犯罪用VPNサービスは、法執行機関との非協力を売り文句として明示的に宣伝し、本人確認なしで匿名の暗号通貨支払いを受け入れ、説明責任を曖昧にするために不透明な所有構造を通じて運営することで自らを差別化している。これに対して正規のプロバイダーは、透明性レポートを公開し、独立した監査を受け、身元が確認できる経営陣を持つ登録された事業体だ。

「First VPN」のようなサービスによる広範な被害は、個々の犯罪行為を超えて及ぶ。ランサムウェア攻撃者が病院や重要インフラを攻撃に成功した場合、実際の人々が被害を受ける。スペインの教育機関で盗まれた1000万件の記録は、匿名化インフラによって促進されることが多い組織的なサイバー犯罪が大規模にもたらす二次的な被害の一例だ。

デューデリジェンスチェックリスト:VPNプロバイダーの審査方法

今回の摘発は、すべてのVPNサービスが同等ではなく、不注意に選択することが現実のリスクを伴うことを改めて認識させる。プロバイダーを評価する際に確認すべき点を以下に示す。

独立した監査。 信頼できるプロバイダーは、インフラとノーログの主張を監査するためにサードパーティのセキュリティ会社に依頼する。マーケティング上の主張だけでなく、公開された監査レポートを確認すること。

透明性のある所有権。 サービスを所有・運営しているのが誰かを確認できるべきだ。匿名の所有権構造は警戒すべき兆候だ。

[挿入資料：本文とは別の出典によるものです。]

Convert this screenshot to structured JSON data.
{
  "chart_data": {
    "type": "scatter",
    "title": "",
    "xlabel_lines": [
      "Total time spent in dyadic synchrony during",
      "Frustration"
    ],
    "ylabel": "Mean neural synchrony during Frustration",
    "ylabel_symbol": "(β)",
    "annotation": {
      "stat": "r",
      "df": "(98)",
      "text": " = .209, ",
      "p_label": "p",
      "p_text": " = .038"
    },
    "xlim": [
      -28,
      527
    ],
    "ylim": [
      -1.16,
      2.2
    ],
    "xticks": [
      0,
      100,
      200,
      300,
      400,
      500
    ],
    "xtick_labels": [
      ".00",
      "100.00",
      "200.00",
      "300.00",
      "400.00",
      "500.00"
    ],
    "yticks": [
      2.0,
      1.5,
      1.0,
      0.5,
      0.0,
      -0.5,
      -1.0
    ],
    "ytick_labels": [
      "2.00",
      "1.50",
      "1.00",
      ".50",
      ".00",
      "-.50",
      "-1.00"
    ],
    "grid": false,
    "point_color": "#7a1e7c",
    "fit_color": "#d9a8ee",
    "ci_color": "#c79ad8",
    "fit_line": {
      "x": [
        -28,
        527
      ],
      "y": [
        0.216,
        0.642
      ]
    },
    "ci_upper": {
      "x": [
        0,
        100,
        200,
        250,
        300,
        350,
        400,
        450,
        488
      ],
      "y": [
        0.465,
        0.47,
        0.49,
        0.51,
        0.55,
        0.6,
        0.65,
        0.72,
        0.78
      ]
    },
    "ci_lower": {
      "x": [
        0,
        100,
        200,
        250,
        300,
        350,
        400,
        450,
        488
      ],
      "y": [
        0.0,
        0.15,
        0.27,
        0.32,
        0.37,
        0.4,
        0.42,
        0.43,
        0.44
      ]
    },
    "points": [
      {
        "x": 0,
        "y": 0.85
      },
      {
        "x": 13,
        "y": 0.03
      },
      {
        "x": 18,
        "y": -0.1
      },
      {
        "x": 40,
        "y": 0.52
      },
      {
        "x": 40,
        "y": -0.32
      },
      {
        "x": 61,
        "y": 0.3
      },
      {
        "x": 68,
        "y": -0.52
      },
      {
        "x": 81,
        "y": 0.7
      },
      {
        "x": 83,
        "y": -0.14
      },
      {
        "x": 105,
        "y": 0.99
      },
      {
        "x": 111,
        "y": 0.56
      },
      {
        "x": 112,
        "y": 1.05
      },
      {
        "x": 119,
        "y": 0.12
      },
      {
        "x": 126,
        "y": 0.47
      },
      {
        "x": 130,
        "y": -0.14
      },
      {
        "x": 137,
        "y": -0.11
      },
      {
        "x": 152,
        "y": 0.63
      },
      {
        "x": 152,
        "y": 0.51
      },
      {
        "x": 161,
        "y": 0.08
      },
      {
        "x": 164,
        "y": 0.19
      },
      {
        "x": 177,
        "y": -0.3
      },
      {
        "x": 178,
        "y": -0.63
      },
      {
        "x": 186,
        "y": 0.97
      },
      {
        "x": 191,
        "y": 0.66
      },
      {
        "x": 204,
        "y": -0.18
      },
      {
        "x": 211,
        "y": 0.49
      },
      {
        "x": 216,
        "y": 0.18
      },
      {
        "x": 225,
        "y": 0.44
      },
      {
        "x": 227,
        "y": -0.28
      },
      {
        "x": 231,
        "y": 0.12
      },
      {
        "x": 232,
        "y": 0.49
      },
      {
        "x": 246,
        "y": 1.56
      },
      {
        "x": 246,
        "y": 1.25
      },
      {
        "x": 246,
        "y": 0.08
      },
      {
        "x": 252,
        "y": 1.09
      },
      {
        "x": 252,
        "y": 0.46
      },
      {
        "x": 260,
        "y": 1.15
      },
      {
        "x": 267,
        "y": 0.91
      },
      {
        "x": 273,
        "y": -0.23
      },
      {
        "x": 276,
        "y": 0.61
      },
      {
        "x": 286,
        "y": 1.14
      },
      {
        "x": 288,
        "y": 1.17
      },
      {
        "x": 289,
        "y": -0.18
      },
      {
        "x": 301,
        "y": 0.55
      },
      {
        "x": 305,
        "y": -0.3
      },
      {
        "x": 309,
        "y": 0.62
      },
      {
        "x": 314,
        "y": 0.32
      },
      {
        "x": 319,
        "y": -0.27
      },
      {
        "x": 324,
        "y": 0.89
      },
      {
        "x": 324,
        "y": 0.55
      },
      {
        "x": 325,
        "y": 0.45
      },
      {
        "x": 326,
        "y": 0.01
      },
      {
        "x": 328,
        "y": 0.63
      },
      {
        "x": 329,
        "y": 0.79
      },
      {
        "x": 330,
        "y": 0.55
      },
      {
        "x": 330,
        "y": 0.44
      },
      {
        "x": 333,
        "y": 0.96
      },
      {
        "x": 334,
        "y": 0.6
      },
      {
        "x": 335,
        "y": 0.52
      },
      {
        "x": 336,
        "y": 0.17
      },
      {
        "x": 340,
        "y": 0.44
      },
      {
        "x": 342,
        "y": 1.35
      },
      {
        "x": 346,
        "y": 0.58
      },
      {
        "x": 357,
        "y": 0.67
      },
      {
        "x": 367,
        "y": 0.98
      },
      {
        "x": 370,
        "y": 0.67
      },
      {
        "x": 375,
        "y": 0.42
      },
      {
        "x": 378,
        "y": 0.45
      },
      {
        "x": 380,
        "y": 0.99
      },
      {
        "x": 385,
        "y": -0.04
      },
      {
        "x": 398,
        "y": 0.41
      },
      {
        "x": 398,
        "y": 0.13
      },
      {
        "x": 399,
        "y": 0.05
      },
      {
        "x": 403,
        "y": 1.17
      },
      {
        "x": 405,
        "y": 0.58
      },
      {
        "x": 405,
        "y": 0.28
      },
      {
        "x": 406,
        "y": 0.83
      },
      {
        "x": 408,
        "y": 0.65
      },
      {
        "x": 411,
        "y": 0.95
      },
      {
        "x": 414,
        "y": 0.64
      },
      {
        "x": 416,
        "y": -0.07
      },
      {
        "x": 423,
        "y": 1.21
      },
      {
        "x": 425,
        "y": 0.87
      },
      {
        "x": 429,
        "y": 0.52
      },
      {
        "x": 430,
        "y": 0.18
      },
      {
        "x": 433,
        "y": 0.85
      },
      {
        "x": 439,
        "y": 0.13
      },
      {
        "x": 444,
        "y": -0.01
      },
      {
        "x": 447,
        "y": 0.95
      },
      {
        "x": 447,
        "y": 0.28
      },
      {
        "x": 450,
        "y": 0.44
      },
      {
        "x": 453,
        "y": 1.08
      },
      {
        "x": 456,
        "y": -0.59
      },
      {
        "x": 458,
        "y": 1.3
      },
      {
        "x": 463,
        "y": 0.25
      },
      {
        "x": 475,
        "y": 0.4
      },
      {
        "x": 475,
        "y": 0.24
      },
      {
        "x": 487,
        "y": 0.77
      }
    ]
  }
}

明確な管轄地域。 プロバイダーが法的にどの国を拠点としているか、および法執行機関からのデータ要求に対してそれが何を意味するかを把握しておくこと。強力なプライバシー法と透明性の実績を持つ国に拠点を置くプロバイダーはより安全な選択肢だ。

透明性レポート。 政府からの要求とその結果を開示する定期的なレポートは、プロバイダーがプライバシーへの取り組みを真剣に考えていることを示す。

犯罪目的への明示的なマーケティングがないこと。 法執行機関からの追跡が不可能であると宣伝したり、法的監視を回避しようとするユーザーを特定のターゲットとしたりするサービスは、消費者向けプライバシーツールではない。

支払いおよび登録の慣行。 正規のプロバイダーは一般的な支払い方法を受け入れており、サービスの前提条件として顧客に一切の身元証跡を避けることを求めない。

ユーロポールによる「First VPN」の犯罪用VPN摘発は、VPN市場にはコンシューマーレベルだけでなく、インフラレベルでも悪質な業者が存在することを改めて示している。基本的な基準に照らしてプロバイダーを審査するために数分を費やすことは、本当のプライバシー保護のためにVPNに頼っている人なら誰でも取るべき合理的なステップだ。いかなるサービスにもネットワークトラフィックを委ねる前に、誰が運営しているか、どこで運営しているか、法的要求にどのように対応しているかという基本的な質問に答えられるかどうかを確認しよう。